Das Bücherfestival im LA8 in Baden Baden hat sehr viel Spaß gemacht. Die Vorträge mit den Kindern und das im Anschluss erarbeiten einer Geschichte, ganz besonders. Lotta und Hermann haben fleißg mit großem Ideenreichtum den Verlauf der Geschichte gestaltet. Ich hatte die Ehre, diese Geschichte für sie zu schreiben, obwohl ich nicht in diesem Genre zu Hause bin. Dennoch denke ich, ist sie mir gut gelungen. Viel Spaß beim Lesen.
Blaue Gummistifel und Gewitter
Stolz hing Emin, der Kreuzspinnerich, in seinem kunstvoll gewebten Netz. Harte Arbeit war es gewesen, in der letzten Nacht. Mit allergrößter Sorgfalt hatte er sich die Äste und Halme ausgesucht, an denen er seine Grundfäden befestigen konnte.
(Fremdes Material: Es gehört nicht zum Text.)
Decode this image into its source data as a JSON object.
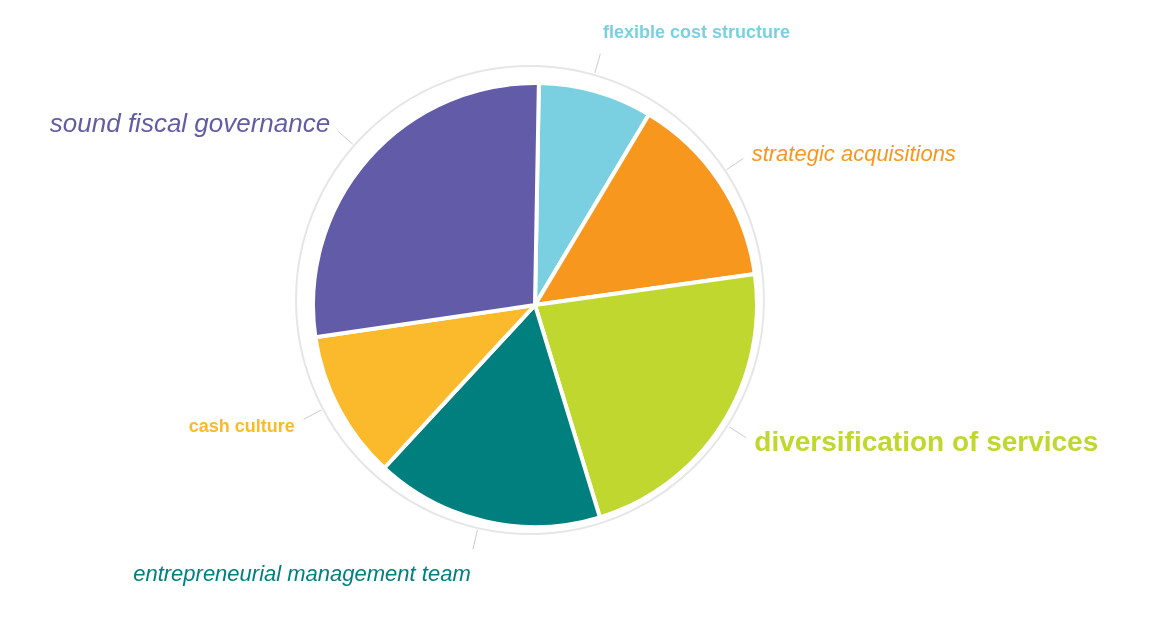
{
  "chart_data": {
    "type": "pie",
    "categories": [
      "flexible cost structure",
      "strategic acquisitions",
      "diversification of services",
      "entrepreneurial management team",
      "cash culture",
      "sound fiscal governance"
    ],
    "values": [
      8.3,
      14.2,
      22.5,
      16.6,
      10.8,
      27.6
    ],
    "colors": [
      "#7ad0e0",
      "#f7971e",
      "#c0d72f",
      "#007f7f",
      "#fbb92c",
      "#625ca8"
    ]
  }
}
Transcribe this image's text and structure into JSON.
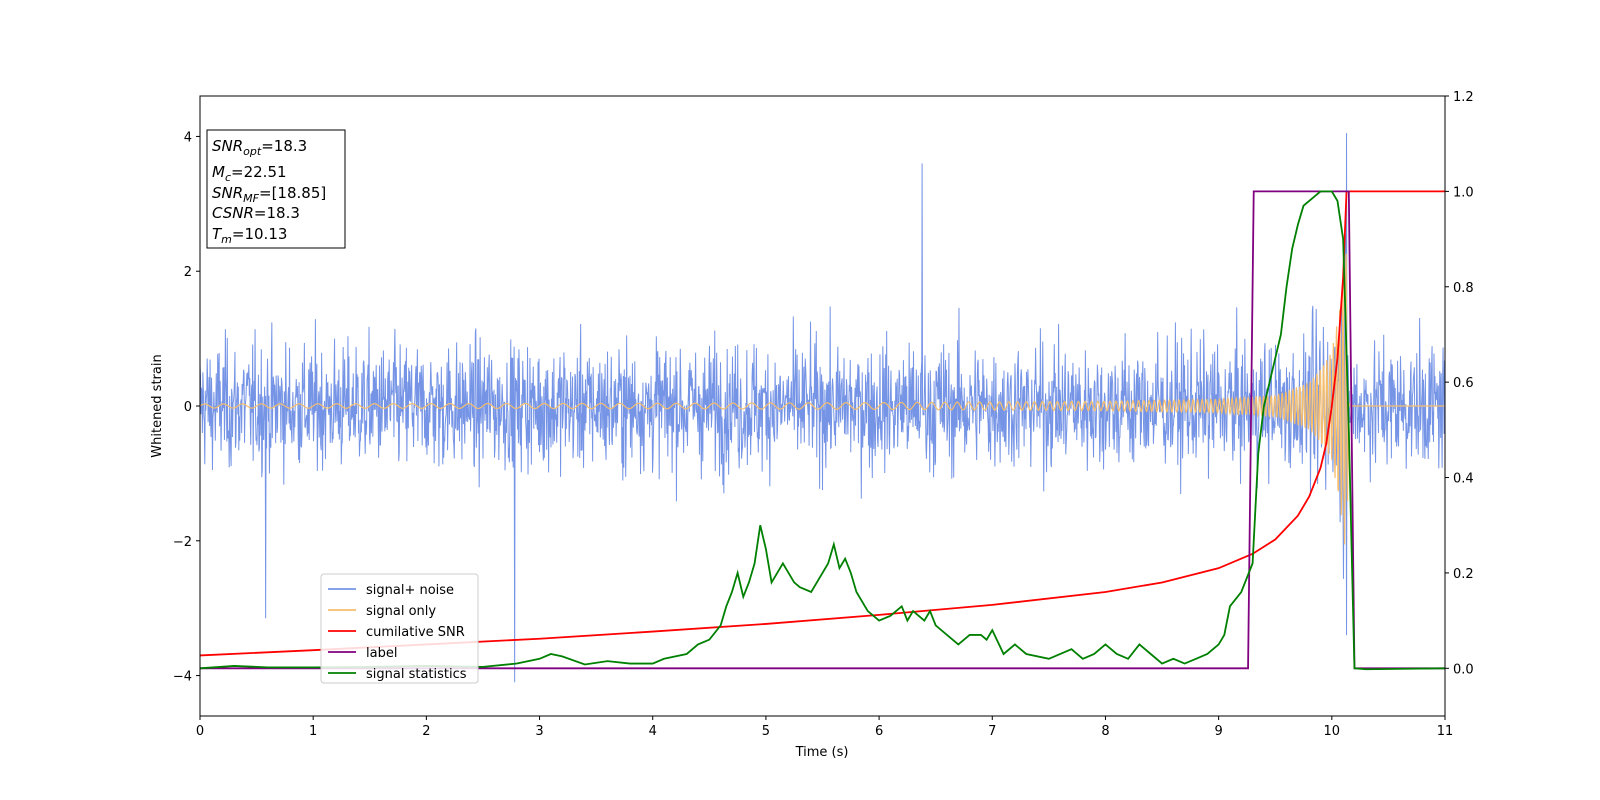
{
  "chart_data": {
    "type": "line",
    "xlabel": "Time (s)",
    "ylabel": "Whitened strain",
    "xlim": [
      0,
      11
    ],
    "ylim_left": [
      -4.6,
      4.6
    ],
    "ylim_right": [
      -0.1,
      1.2
    ],
    "x_ticks": [
      0,
      1,
      2,
      3,
      4,
      5,
      6,
      7,
      8,
      9,
      10,
      11
    ],
    "y_ticks_left": [
      -4,
      -2,
      0,
      2,
      4
    ],
    "y_ticks_right": [
      0.0,
      0.2,
      0.4,
      0.6,
      0.8,
      1.0,
      1.2
    ],
    "legend_position": "lower-left",
    "info_box": {
      "snr_opt": {
        "main": "SNR",
        "sub": "opt",
        "value": "=18.3"
      },
      "mc": {
        "main": "M",
        "sub": "c",
        "value": "=22.51"
      },
      "snr_mf": {
        "main": "SNR",
        "sub": "MF",
        "value": "=[18.85]"
      },
      "csnr": {
        "main": "CSNR",
        "sub": "",
        "value": "=18.3"
      },
      "tm": {
        "main": "T",
        "sub": "m",
        "value": "=10.13"
      }
    },
    "series": [
      {
        "name": "signal+ noise",
        "color": "#7594e6",
        "axis": "left",
        "style": "noise band",
        "envelope_typical": [
          -1.3,
          1.3
        ],
        "peak_values": [
          {
            "x": 2.78,
            "y": -4.1
          },
          {
            "x": 10.13,
            "y": 4.05
          },
          {
            "x": 10.13,
            "y": -3.4
          },
          {
            "x": 6.38,
            "y": 3.6
          },
          {
            "x": 0.58,
            "y": -3.15
          }
        ]
      },
      {
        "name": "signal only",
        "color": "#f5be6f",
        "axis": "left",
        "style": "chirp",
        "x": [
          0,
          2,
          4,
          6,
          8,
          9,
          9.5,
          9.8,
          10.0,
          10.1,
          10.13,
          10.15,
          11
        ],
        "amplitude": [
          0.03,
          0.035,
          0.04,
          0.05,
          0.07,
          0.1,
          0.16,
          0.35,
          0.8,
          1.8,
          2.5,
          0,
          0
        ]
      },
      {
        "name": "cumilative SNR",
        "color": "#ff0000",
        "axis": "right",
        "x": [
          0,
          1,
          2,
          3,
          4,
          5,
          6,
          7,
          8,
          8.5,
          9,
          9.3,
          9.5,
          9.7,
          9.8,
          9.9,
          9.95,
          10.0,
          10.05,
          10.1,
          10.13,
          10.15,
          11
        ],
        "y": [
          0.027,
          0.038,
          0.05,
          0.062,
          0.077,
          0.093,
          0.112,
          0.133,
          0.16,
          0.18,
          0.21,
          0.24,
          0.27,
          0.32,
          0.36,
          0.42,
          0.47,
          0.55,
          0.65,
          0.82,
          1.0,
          1.0,
          1.0
        ]
      },
      {
        "name": "label",
        "color": "#800080",
        "axis": "right",
        "x": [
          0,
          9.26,
          9.31,
          10.15,
          10.2,
          11
        ],
        "y": [
          0,
          0,
          1,
          1,
          0,
          0
        ]
      },
      {
        "name": "signal statistics",
        "color": "#008000",
        "axis": "right",
        "x": [
          0,
          0.3,
          0.6,
          1.0,
          1.5,
          2.0,
          2.5,
          2.8,
          3.0,
          3.1,
          3.2,
          3.4,
          3.6,
          3.8,
          4.0,
          4.1,
          4.3,
          4.4,
          4.5,
          4.6,
          4.65,
          4.7,
          4.75,
          4.8,
          4.85,
          4.9,
          4.95,
          5.0,
          5.05,
          5.1,
          5.15,
          5.2,
          5.25,
          5.3,
          5.4,
          5.5,
          5.55,
          5.6,
          5.65,
          5.7,
          5.75,
          5.8,
          5.9,
          6.0,
          6.1,
          6.2,
          6.25,
          6.3,
          6.4,
          6.45,
          6.5,
          6.6,
          6.65,
          6.7,
          6.8,
          6.9,
          6.95,
          7.0,
          7.1,
          7.2,
          7.3,
          7.5,
          7.7,
          7.8,
          7.9,
          8.0,
          8.05,
          8.1,
          8.2,
          8.3,
          8.4,
          8.5,
          8.6,
          8.7,
          8.8,
          8.9,
          9.0,
          9.05,
          9.1,
          9.2,
          9.3,
          9.35,
          9.4,
          9.45,
          9.5,
          9.55,
          9.6,
          9.65,
          9.7,
          9.75,
          9.8,
          9.85,
          9.9,
          9.95,
          10.0,
          10.05,
          10.1,
          10.15,
          10.2,
          10.3,
          11
        ],
        "y": [
          0.0,
          0.005,
          0.002,
          0.002,
          0.003,
          0.005,
          0.003,
          0.01,
          0.02,
          0.03,
          0.025,
          0.008,
          0.015,
          0.01,
          0.01,
          0.02,
          0.03,
          0.05,
          0.06,
          0.09,
          0.13,
          0.16,
          0.2,
          0.15,
          0.18,
          0.22,
          0.3,
          0.25,
          0.18,
          0.2,
          0.22,
          0.2,
          0.18,
          0.17,
          0.16,
          0.2,
          0.22,
          0.26,
          0.21,
          0.23,
          0.2,
          0.16,
          0.12,
          0.1,
          0.11,
          0.13,
          0.1,
          0.12,
          0.1,
          0.12,
          0.09,
          0.07,
          0.06,
          0.05,
          0.07,
          0.07,
          0.06,
          0.08,
          0.03,
          0.05,
          0.03,
          0.02,
          0.04,
          0.02,
          0.03,
          0.05,
          0.04,
          0.03,
          0.02,
          0.05,
          0.03,
          0.01,
          0.02,
          0.01,
          0.02,
          0.03,
          0.05,
          0.07,
          0.13,
          0.16,
          0.22,
          0.45,
          0.55,
          0.6,
          0.65,
          0.7,
          0.8,
          0.88,
          0.93,
          0.97,
          0.98,
          0.99,
          1.0,
          1.0,
          1.0,
          0.98,
          0.9,
          0.5,
          0.0,
          -0.002,
          0.0
        ]
      }
    ]
  }
}
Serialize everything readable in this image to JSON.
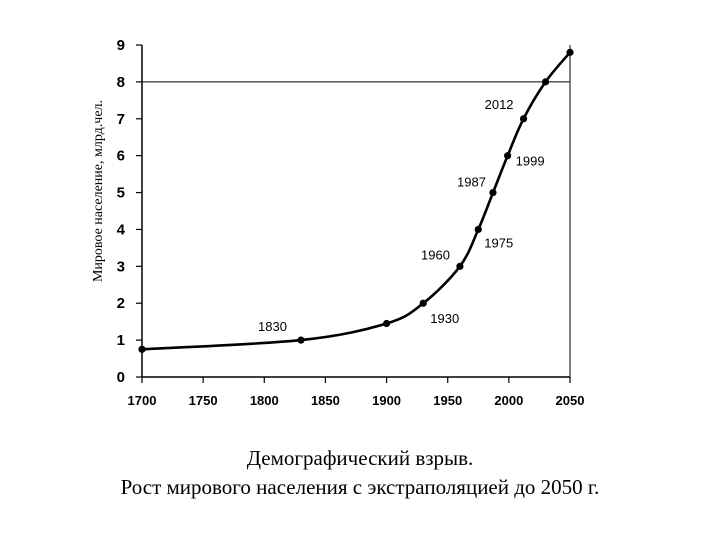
{
  "chart_data": {
    "type": "line",
    "ylabel": "Мировое население, млрд.чел.",
    "xlim": [
      1700,
      2050
    ],
    "ylim": [
      0,
      9
    ],
    "x_ticks": [
      1700,
      1750,
      1800,
      1850,
      1900,
      1950,
      2000,
      2050
    ],
    "y_ticks": [
      0,
      1,
      2,
      3,
      4,
      5,
      6,
      7,
      8,
      9
    ],
    "grid": false,
    "reference_line": {
      "y": 8
    },
    "series": [
      {
        "points": [
          {
            "x": 1700,
            "y": 0.75
          },
          {
            "x": 1830,
            "y": 1.0
          },
          {
            "x": 1900,
            "y": 1.45
          },
          {
            "x": 1930,
            "y": 2.0
          },
          {
            "x": 1960,
            "y": 3.0
          },
          {
            "x": 1975,
            "y": 4.0
          },
          {
            "x": 1987,
            "y": 5.0
          },
          {
            "x": 1999,
            "y": 6.0
          },
          {
            "x": 2012,
            "y": 7.0
          },
          {
            "x": 2030,
            "y": 8.0
          },
          {
            "x": 2050,
            "y": 8.8
          }
        ]
      }
    ],
    "annotations": [
      {
        "text": "1830",
        "x": 1830,
        "y": 1.0
      },
      {
        "text": "1930",
        "x": 1930,
        "y": 2.0
      },
      {
        "text": "1960",
        "x": 1960,
        "y": 3.0
      },
      {
        "text": "1975",
        "x": 1975,
        "y": 4.0
      },
      {
        "text": "1987",
        "x": 1987,
        "y": 5.0
      },
      {
        "text": "1999",
        "x": 1999,
        "y": 6.0
      },
      {
        "text": "2012",
        "x": 2012,
        "y": 7.0
      }
    ]
  },
  "caption": {
    "line1": "Демографический взрыв.",
    "line2": "Рост мирового населения с экстраполяцией до 2050 г."
  }
}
Ein paar Lavendel und einige Dahlien gaben ihm am Ende die notwendige Sicherheit. Jetzt hing er in der Mitte, hielt mit seinem linken Vorderbein den Spürfaden und leckte sich den Morgentau von den Beinen. Heute würde es wohl einen sonnigen Tag geben, dachte er. Vergnügt sah er zu, wie die Sonne mit ihren Strahlen den Garten langsam in ein glitzerndes Meer tauchte. Überall funkelten die Tautropfen auf den Blättern, selbst an den Fäden seines Netzes.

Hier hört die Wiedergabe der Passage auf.